At this point it’s clear that Big Tech doesn’t give a damn about its users’ well-being. The only topic left to ponder about is how accountable they should be held. Is it really wrong of a tech firm to seek users’ extensive subscription to its services, so as to boost profits? Foroohar thinks it is, but as I try to consider further, the answer becomes less clear-cut. Not everyone conducts research that immediately targets human vulnerabilities — some apps and games might just be very engrossing. How do we differentiate between good design of products and evil engineering of addiction? Will we just punish merit, by penalising all the services people get addicted to?

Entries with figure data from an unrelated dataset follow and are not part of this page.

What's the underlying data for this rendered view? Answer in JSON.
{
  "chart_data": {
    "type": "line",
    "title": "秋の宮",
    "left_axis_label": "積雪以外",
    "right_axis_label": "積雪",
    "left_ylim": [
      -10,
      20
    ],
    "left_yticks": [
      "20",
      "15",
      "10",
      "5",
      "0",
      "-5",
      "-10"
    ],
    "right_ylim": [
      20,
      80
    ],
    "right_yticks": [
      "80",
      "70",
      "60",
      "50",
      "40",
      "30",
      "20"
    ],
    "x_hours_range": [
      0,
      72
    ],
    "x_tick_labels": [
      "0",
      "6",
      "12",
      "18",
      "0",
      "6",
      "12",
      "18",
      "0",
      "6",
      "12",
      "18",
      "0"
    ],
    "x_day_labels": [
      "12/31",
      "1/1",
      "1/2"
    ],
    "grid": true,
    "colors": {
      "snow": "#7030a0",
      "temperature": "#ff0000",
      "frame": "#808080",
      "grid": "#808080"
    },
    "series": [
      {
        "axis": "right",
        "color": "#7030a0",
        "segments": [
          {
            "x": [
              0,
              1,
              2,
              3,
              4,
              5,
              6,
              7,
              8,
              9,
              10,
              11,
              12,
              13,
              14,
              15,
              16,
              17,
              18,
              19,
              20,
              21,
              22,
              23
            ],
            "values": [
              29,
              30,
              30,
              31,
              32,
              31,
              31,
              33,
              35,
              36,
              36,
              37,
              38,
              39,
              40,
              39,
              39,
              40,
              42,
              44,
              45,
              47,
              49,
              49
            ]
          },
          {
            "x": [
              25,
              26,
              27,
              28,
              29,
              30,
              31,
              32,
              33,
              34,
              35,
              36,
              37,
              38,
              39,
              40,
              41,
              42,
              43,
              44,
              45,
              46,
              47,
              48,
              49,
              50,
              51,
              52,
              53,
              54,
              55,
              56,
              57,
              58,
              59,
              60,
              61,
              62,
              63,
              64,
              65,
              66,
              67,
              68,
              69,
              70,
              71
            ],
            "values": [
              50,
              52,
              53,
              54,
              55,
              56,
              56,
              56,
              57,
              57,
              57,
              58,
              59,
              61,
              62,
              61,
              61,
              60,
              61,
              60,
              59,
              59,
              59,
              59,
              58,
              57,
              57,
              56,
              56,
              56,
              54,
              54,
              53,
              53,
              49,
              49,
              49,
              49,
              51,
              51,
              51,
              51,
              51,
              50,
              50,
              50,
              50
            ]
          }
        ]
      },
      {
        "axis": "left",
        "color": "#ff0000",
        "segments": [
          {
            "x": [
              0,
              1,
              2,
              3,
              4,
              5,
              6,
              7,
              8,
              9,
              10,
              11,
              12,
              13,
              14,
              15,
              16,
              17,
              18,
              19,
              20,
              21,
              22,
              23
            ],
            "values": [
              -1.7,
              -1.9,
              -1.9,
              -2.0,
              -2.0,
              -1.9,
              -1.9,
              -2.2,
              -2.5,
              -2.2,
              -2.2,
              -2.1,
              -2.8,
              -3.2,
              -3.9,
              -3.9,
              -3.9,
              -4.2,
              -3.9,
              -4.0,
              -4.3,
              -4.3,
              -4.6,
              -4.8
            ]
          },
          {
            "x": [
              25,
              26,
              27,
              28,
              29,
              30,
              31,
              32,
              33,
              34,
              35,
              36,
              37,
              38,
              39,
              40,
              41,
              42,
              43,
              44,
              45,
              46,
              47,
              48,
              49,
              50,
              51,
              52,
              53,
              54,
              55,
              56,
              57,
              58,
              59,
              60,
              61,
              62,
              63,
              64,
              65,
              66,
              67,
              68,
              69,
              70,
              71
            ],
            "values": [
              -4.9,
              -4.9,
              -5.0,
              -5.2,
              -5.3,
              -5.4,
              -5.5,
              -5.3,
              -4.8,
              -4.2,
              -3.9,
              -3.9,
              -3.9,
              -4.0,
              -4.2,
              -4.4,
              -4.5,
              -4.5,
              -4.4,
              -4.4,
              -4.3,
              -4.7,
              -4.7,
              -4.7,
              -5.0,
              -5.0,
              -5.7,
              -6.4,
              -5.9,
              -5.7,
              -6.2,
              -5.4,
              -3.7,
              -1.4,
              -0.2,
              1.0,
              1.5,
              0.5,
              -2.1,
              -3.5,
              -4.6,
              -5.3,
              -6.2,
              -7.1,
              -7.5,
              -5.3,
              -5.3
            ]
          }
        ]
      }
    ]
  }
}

Addiction is a scale, and the grey area is just too hazy. Barring a revamp of the entire internet where products and services remove all addictive qualities and act solely in consumers’ interests, we can only hope to catch the ones huddled in the lab trying to come up with the best way to have their victims itching for more.
Overall, this book has been enlightening in various ways by comprehensively discussing Big Tech’s questionable decisions over the years. A couple of issues studied thoroughly by Foroohar had been on my mind before, but without enough depth and clarity before this read. The difficulty I (and Foroohar, probably) had when attempting to sort the multitude of issues into discrete chapters proved how interconnected these problems were. Foroohar also offered her fair share of solutions, many of which I think are either too idealistic or wouldn’t be effective enough, if at all. Then again, I guess if anyone had a better idea we wouldn’t be in this pickle today.
And it’s done! That was fun, it really was. Now it’s time for me to heed Foroohar’s call and get off my computer. (Rana Foroohar ended her book on a corny joke, and so will I.)